Editorial

Vom Tweet zum Editorial

Einem Tweet von GM_Kernspecht folgt eine Frage und schon entwickelt sich ein interessanter Gedankenfaden, der das Zeug hat, zu einem Editorial zu werden:

„Die höchste Optimierung einer Kampfkunst ist ihre Verwandlung in einen inneren Weg. Das gilt in jeder Hinsicht!“, schrieb ich.

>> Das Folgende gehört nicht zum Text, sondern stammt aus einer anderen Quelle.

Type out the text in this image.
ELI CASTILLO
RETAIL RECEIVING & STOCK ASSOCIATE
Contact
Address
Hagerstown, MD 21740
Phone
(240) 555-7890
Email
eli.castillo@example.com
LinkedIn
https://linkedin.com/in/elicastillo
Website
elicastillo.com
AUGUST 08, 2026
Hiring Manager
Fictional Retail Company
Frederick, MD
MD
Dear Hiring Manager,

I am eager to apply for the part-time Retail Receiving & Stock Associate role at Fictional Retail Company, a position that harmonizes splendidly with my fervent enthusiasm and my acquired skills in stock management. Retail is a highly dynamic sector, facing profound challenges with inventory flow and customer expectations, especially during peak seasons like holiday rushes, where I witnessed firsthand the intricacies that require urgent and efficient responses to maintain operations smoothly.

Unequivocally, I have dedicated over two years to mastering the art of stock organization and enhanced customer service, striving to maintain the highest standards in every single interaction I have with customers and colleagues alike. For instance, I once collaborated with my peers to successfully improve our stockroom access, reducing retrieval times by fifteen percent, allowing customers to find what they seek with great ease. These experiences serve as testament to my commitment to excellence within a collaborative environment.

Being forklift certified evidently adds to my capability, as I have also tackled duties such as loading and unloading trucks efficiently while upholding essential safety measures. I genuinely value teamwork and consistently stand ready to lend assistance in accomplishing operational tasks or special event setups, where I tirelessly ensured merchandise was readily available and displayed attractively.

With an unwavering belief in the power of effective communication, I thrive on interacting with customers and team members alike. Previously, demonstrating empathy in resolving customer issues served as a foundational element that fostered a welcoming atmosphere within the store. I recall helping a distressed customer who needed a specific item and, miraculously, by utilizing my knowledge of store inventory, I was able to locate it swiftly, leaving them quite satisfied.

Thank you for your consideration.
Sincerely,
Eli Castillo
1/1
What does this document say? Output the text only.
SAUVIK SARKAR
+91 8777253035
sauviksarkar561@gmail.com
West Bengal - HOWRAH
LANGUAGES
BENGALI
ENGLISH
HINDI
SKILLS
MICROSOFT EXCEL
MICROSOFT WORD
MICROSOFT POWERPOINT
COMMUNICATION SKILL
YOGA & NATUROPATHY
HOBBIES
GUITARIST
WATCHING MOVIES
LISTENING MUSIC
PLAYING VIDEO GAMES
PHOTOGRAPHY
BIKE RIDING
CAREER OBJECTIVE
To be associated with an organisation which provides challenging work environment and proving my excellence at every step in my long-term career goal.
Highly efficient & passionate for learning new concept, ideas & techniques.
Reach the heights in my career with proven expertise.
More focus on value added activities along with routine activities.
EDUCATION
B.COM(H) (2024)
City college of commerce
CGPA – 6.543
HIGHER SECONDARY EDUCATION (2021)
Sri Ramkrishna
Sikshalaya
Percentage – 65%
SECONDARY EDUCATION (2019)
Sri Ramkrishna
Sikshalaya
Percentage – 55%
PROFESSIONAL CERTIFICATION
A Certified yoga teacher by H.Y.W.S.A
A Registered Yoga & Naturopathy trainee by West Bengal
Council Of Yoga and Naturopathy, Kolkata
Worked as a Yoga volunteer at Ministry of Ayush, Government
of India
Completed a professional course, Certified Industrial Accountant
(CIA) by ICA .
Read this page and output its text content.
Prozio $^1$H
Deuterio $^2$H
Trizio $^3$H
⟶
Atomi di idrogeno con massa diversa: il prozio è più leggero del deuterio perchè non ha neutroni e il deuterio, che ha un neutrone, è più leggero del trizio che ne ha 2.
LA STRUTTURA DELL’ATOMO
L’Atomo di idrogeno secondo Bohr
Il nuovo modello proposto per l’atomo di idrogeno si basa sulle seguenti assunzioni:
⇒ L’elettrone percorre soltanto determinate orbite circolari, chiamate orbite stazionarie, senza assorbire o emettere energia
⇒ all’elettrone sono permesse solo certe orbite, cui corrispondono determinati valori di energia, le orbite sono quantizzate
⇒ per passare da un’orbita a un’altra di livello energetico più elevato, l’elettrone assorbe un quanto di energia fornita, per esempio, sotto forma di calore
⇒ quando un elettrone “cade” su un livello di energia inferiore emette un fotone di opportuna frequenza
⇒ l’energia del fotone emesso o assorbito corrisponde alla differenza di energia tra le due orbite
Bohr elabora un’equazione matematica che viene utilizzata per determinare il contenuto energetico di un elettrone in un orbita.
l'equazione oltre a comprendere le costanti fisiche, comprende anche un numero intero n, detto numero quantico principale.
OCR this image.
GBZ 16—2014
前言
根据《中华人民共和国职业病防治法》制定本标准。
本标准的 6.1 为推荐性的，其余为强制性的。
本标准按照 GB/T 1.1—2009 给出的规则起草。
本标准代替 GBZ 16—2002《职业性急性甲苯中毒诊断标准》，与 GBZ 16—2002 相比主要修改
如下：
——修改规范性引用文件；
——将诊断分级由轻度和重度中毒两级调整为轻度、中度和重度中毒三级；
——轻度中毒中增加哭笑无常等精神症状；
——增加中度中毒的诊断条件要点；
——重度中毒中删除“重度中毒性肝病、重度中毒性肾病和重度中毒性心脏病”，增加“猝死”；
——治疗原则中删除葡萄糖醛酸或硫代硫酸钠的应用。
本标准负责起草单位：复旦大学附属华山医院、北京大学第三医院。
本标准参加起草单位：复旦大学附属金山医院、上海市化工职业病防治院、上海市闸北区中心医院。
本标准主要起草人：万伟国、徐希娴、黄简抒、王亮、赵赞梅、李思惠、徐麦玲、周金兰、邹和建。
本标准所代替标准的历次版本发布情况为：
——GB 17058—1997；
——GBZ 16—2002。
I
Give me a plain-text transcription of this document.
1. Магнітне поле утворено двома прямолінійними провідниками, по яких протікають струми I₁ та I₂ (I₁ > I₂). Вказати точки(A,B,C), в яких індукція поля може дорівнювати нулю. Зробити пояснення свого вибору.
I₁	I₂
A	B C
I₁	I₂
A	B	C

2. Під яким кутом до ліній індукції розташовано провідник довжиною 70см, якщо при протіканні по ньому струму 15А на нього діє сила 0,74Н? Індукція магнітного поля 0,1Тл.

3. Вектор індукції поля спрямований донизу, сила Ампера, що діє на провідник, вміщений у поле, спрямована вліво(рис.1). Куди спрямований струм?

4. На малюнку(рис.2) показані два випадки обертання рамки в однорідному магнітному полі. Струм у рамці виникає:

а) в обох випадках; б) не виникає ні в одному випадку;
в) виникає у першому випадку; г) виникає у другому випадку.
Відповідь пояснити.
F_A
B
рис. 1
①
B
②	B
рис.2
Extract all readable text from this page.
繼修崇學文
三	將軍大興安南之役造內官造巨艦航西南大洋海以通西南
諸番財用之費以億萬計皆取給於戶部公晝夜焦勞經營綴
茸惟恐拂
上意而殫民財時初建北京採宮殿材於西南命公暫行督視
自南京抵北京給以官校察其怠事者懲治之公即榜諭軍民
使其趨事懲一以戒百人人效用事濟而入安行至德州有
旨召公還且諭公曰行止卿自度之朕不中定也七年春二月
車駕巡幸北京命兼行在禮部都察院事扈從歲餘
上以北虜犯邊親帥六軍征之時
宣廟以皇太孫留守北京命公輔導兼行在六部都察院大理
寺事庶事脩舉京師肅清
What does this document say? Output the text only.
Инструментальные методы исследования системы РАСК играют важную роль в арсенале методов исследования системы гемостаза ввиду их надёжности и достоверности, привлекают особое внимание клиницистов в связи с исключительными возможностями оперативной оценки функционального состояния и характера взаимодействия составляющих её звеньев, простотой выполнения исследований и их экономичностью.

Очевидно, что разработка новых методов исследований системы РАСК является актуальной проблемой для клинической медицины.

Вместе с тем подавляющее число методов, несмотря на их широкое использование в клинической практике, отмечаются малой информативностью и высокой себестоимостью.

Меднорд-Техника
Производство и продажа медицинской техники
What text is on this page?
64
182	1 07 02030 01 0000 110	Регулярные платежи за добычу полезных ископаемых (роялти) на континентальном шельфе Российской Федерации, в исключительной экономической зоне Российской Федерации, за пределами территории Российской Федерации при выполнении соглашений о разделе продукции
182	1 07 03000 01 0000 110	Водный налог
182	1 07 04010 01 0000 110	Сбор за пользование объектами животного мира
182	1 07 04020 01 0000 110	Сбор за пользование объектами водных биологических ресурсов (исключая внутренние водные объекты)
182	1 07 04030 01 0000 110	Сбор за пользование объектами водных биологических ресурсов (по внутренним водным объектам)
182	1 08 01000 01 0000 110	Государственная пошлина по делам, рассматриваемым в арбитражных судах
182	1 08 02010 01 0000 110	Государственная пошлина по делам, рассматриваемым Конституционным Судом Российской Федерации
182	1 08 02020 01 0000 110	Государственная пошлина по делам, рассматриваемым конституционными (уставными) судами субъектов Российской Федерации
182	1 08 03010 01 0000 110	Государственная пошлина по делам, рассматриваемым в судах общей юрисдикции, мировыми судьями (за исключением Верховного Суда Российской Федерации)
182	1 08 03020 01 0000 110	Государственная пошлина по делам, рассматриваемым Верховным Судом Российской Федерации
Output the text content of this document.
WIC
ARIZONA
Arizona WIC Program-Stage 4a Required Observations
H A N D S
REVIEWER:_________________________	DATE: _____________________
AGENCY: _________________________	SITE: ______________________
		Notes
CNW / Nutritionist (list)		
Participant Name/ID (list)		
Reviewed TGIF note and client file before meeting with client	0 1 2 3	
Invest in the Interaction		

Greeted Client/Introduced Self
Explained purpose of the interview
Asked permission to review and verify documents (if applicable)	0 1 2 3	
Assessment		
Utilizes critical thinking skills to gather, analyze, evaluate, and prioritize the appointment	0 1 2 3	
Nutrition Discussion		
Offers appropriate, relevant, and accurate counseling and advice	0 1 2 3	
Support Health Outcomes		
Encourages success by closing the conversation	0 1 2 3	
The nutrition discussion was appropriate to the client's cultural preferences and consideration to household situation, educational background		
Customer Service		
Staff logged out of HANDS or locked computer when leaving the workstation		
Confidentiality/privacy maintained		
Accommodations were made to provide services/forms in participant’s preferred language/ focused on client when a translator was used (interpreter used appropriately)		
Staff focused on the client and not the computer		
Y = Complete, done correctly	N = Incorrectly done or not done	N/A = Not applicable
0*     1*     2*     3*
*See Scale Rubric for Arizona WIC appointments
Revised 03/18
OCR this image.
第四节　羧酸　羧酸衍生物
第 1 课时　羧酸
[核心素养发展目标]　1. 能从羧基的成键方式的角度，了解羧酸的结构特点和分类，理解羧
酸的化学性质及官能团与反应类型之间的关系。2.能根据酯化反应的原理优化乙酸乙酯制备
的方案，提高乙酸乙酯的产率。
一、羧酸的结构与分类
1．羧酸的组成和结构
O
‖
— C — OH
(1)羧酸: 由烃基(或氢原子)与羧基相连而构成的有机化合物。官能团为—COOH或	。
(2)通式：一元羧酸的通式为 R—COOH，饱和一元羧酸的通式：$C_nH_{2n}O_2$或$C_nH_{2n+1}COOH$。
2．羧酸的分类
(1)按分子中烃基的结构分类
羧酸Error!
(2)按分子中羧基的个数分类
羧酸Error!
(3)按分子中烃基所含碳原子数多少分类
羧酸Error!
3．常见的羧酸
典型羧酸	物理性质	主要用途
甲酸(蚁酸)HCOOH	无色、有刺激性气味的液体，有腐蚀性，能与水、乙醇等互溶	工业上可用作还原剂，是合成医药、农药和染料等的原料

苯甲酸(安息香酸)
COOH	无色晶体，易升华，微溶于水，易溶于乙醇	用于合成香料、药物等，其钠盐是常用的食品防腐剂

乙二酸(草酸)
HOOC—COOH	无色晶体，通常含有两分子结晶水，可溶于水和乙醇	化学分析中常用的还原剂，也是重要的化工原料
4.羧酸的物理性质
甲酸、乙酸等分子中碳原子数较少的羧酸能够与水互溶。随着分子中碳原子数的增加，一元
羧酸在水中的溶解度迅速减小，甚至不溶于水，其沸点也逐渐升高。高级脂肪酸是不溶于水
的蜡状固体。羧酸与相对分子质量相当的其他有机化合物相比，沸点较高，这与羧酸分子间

„Wie kann oder muss man sich das in wenigen Worten vorstellen …?“, wollten meine „Follower“ wissen. Also antwortete ich ohne viel Nachdenken mit acht Tweets, die ich hier für Euch etwas ergänze:

1. Die Unterschiede zwischen dem üblichen äußeren Wing Tsun
    (egal welcher Schreibweise) und einem INNEREN WT sind mannigfaltig.

2. Die Unterschiede haben weniger mit den sog. „Techniken“ zu tun.

Das heißt nicht nur, dass keine weiteren „Techniken“, als das äußere Wing Tsun, Wing Chun, Ving Tsun zu bieten hat, hinzukommen, sondern dass es gar nicht mehr um „Techniken“ geht, sondern nur noch um Prinzipien.

3. Geist vor Körper. Achtsamkeit vor Instinkten, Reflexen und
    automatischen Drills.

Das innere WingTsun, so wie ich es im Auge habe, orientiert sich am Chan-Buddhismus. Unser Geist, unsere Achtsamkeit übernimmt die Führung. Wir schauen und fühlen genau hin, was wirklich Sache ist. Wir erkennen, was anliegt, und handeln aus frischer Erkenntnis. Wir benutzen keine Konserventechniken, die früher einmal in einer ähnlichen Situation geholfen haben. Wir verlassen uns nicht auf Reflexe.

4. Aufbau einer Körperstruktur statt Entwicklung von brachialen Kräften.

Wir entwickeln eine Körperstruktur, die es uns erlaubt, jederzeit den Gegner wegzustoßen oder heranzuziehen. Und das, ohne unser Gleichgewicht zu verlieren. Und wenn wir mit aller Kraft stoßen oder ziehen, kommt diese Kraft nicht aus den Armen und der Schulter, sondern aus den vereinten (natürlichen!) Stoß- bzw. Ziehmuskeln.

5. Biomechanisch und energetisch effizientes Bewegen statt
    primitiver Muskeleinsatz.

Unser Kampfbewegen folgt nicht nur den Gesetzen der Biomechanik, sondern auch den uralten chinesischen Energie-Regeln, die oft paradox anmuten.

6. Kämpfen, ohne sich in Wut steigern zu müssen.

Wir haben erkannt, dass man besser kämpft, wenn man gelassen bleibt, als wenn man sich in blinde Rage steigert. Um diese Gelassenheit zu erreichen, orientieren wir uns an Prof. Horst Tiwalds Werk „Psychotraining für WingTsun“.

7. Einheit des gesamten Körpers, aber auch die Fähigkeit des Trennens.

Die Einheit des ganzen Körpers zu erreichen, ist die eine Hälfte der Arbeit. Die andere ist die bewusste Entspannung von Körperteilen, wenn es taktisch sinnvoll ist – z.B. um sich vom Gegner zu trennen.

8. Mit minimalen Veränderungen sind die Kampfbewegungen als
    Chi Kung zur Gesunderhaltung einsetzbar bzw. vice versa!

Inneres WingTsun muss zur Verteidigung der eigenen Gesundheit und zur Verteidigung gegen den Gegner dienen. Erst entwickelt man den Gesundheits- und Kräftigungsteil, danach wendet man sich einem Gegner zu.

Im Prozess einer solchen Wandlung oder Optimierung befindet sich die EWTO seit vielen Jahren. Die Meister mehr und die Schülergrade weniger.